Watching it unfold on stage is easy for humans to comprehend, but the exact same thing is happening when something goes wrong in a modern cloud-native stack, with one service missing a beat followed by a collapse of cascading dependencies until everything comes to a painful halt. In the theater, if you’d just walked in after the conductor walked off, how would you possibly figure out what happened? If the orchestra is still playing in chaos, chugging along with trumpets playing over flutes in a wild cacophony, it could be just as hard to figure out where the root cause is, but, oh, the pressure of figuring out where it started! Perhaps the orchestra could just restart from the beginning of the concerto, but what if those cellos miss the same beat again? Was it an error on the sheet music, or is someone just having an off day? Or maybe the piece is just too hard for the musicians to play perfectly, and the next time around the oboe is off, the bassoons and flutes fall next, and we are back to figuring out why we can’t just make it through the beautiful concerto as Rachmaninoff wrote it… It is just as difficult to pinpoint the source of the musical error as it is to pinpoint the true source of an error in a stack of microservices, with APIs and dependencies changing as quickly as chords change in an orchestral piece. And when the orchestra gets bigger with more instruments and more opportunities for mistakes, with greater, more complex harmonies that challenge the individual players’ talents to execute, the chances for failure are higher and the ability to pinpoint a source and fix it for the next go are that much harder.

"Cloud-native architecture is effectively the nascent 18th century orchestra, and we are now entering into a rapid evolution in which new instruments, along with their dependencies, complex harmonies, and opportunity for error, are being added to the orchestra constantly."
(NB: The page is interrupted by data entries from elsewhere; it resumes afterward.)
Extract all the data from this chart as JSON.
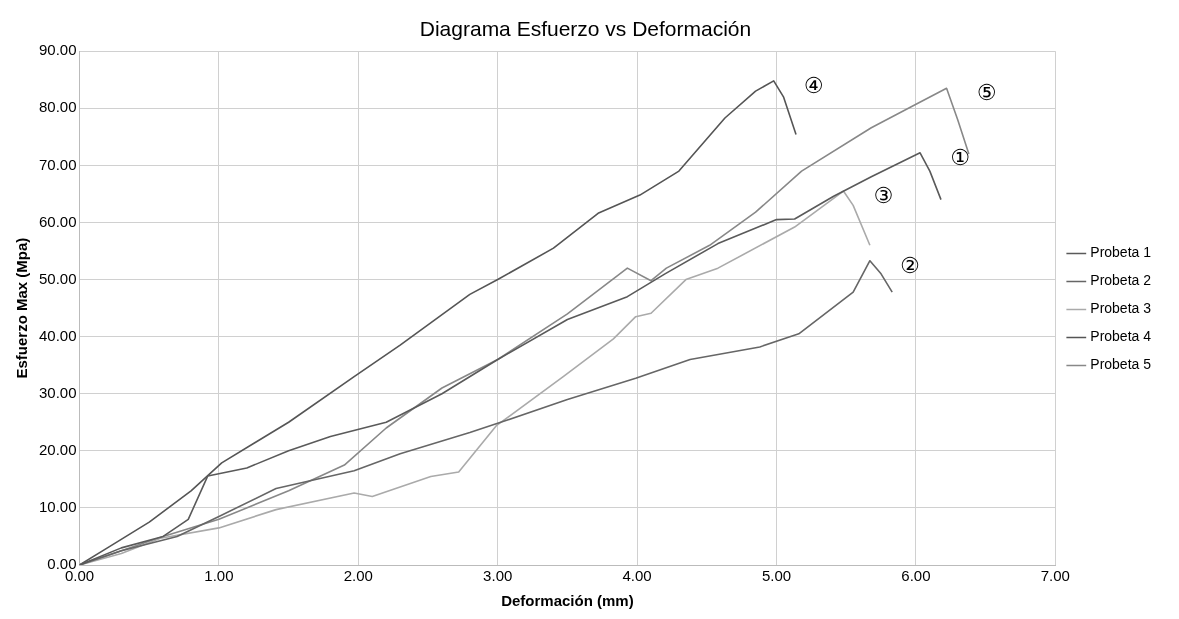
{
  "chart_data": {
    "type": "line",
    "title": "Diagrama Esfuerzo vs Deformación",
    "xlabel": "Deformación (mm)",
    "ylabel": "Esfuerzo Max (Mpa)",
    "xlim": [
      0,
      7
    ],
    "xticks": [
      {
        "value": 0,
        "label": "0.00"
      },
      {
        "value": 1,
        "label": "1.00"
      },
      {
        "value": 2,
        "label": "2.00"
      },
      {
        "value": 3,
        "label": "3.00"
      },
      {
        "value": 4,
        "label": "4.00"
      },
      {
        "value": 5,
        "label": "5.00"
      },
      {
        "value": 6,
        "label": "6.00"
      },
      {
        "value": 7,
        "label": "7.00"
      }
    ],
    "ylim": [
      0,
      90
    ],
    "yticks": [
      {
        "value": 0,
        "label": "0.00"
      },
      {
        "value": 10,
        "label": "10.00"
      },
      {
        "value": 20,
        "label": "20.00"
      },
      {
        "value": 30,
        "label": "30.00"
      },
      {
        "value": 40,
        "label": "40.00"
      },
      {
        "value": 50,
        "label": "50.00"
      },
      {
        "value": 60,
        "label": "60.00"
      },
      {
        "value": 70,
        "label": "70.00"
      },
      {
        "value": 80,
        "label": "80.00"
      },
      {
        "value": 90,
        "label": "90.00"
      }
    ],
    "grid": true,
    "legend": "right",
    "marker": "none",
    "line_style": "solid",
    "series": [
      {
        "name": "Probeta 1",
        "color": "#5a5a5a",
        "x": [
          0,
          0.3,
          0.6,
          0.78,
          0.92,
          1.2,
          1.5,
          1.8,
          2.2,
          2.6,
          3.0,
          3.5,
          3.93,
          4.2,
          4.58,
          5.0,
          5.13,
          5.41,
          5.68,
          6.03,
          6.1,
          6.18
        ],
        "values": [
          0,
          3,
          5,
          8,
          15.6,
          17,
          20,
          22.5,
          25,
          30,
          36,
          43,
          47,
          51,
          56.3,
          60.5,
          60.6,
          64.6,
          68,
          72.2,
          69,
          64
        ]
      },
      {
        "name": "Probeta 2",
        "color": "#666666",
        "x": [
          0,
          0.3,
          0.7,
          1.0,
          1.41,
          1.97,
          2.3,
          2.8,
          3.07,
          3.5,
          3.99,
          4.38,
          4.88,
          5.16,
          5.55,
          5.67,
          5.75,
          5.83
        ],
        "values": [
          0,
          2.5,
          5,
          8.5,
          13.4,
          16.5,
          19.5,
          23.2,
          25.4,
          29,
          32.7,
          36,
          38.2,
          40.5,
          47.8,
          53.3,
          51,
          47.8
        ]
      },
      {
        "name": "Probeta 3",
        "color": "#aaaaaa",
        "x": [
          0,
          0.3,
          0.58,
          1.0,
          1.41,
          1.97,
          2.1,
          2.52,
          2.72,
          2.99,
          3.47,
          3.83,
          3.99,
          4.1,
          4.35,
          4.58,
          5.13,
          5.48,
          5.55,
          5.67
        ],
        "values": [
          0,
          2,
          4.7,
          6.5,
          9.7,
          12.6,
          12,
          15.5,
          16.3,
          24.4,
          33,
          39.6,
          43.5,
          44.1,
          50,
          52,
          59.2,
          65.5,
          63,
          56
        ]
      },
      {
        "name": "Probeta 4",
        "color": "#555555",
        "x": [
          0,
          0.2,
          0.5,
          0.8,
          1.02,
          1.5,
          1.97,
          2.3,
          2.8,
          3.0,
          3.4,
          3.72,
          4.02,
          4.3,
          4.63,
          4.85,
          4.98,
          5.05,
          5.14
        ],
        "values": [
          0,
          3,
          7.5,
          13,
          17.9,
          25,
          33,
          38.5,
          47.4,
          50,
          55.5,
          61.6,
          64.8,
          69,
          78.3,
          83,
          84.8,
          82,
          75.4
        ]
      },
      {
        "name": "Probeta 5",
        "color": "#888888",
        "x": [
          0,
          0.3,
          0.6,
          1.0,
          1.5,
          1.9,
          2.2,
          2.6,
          3.0,
          3.5,
          3.93,
          4.1,
          4.21,
          4.52,
          4.85,
          5.18,
          5.68,
          5.97,
          6.22,
          6.3,
          6.38
        ],
        "values": [
          0,
          2.5,
          5,
          8,
          13,
          17.5,
          24,
          31,
          36,
          44,
          52,
          49.8,
          52,
          56,
          61.8,
          69,
          76.6,
          80.3,
          83.5,
          78,
          72
        ]
      }
    ],
    "annotations": [
      {
        "text": "④",
        "x": 4.98,
        "y": 84.8
      },
      {
        "text": "⑤",
        "x": 6.22,
        "y": 83.5
      },
      {
        "text": "①",
        "x": 6.03,
        "y": 72.2
      },
      {
        "text": "③",
        "x": 5.48,
        "y": 65.5
      },
      {
        "text": "②",
        "x": 5.67,
        "y": 53.3
      }
    ]
  }
}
To take this analogy one step further, there is a reason that orchestras rehearse before performing for a live audience. The ability to run through the piece when the stakes are lower to work out kinks before the big debut. Each individual player can practice how their execution of the written music works in the real world when they’re swimming in a rich complex sea of sound, allowing the conductor and the players to identify any common issues. They can identify the points at which the orchestra keeps falling apart or the oboe keeps missing their entrance so that by the time the performance rolls along, the concerto flows perfectly. 

This is strikingly similar to running new code in staging before it fully launches into production, and just like orchestras, the more one can simulate the performance environment before the big debut, the better the chances are that it will go off without a hitch. This is basically the orchestral version of a canary deploy - just as one tests new code with a small percentage of live traffic to make sure it works in that environment, an orchestra may very well bring in small friendly audiences for the dress rehearsal, allowing players to get their toes wet and practice under minor pressure, so that they increase their chances of a perfect performance when it matters most. 

"It is just as difficult to pinpoint the source of the musical error as it is to pinpoint the true source of an error in a stack of microservices, with APIs and dependencies changing as quickly as chords change in an orchestral piece."

I hope you are as excited as I am to see how the cloud-native equivalent of a modern orchestra pans out. If it’s anything like Rachmaninoff’s Rhapsody on a Theme of Paganini, it will be worth the ride.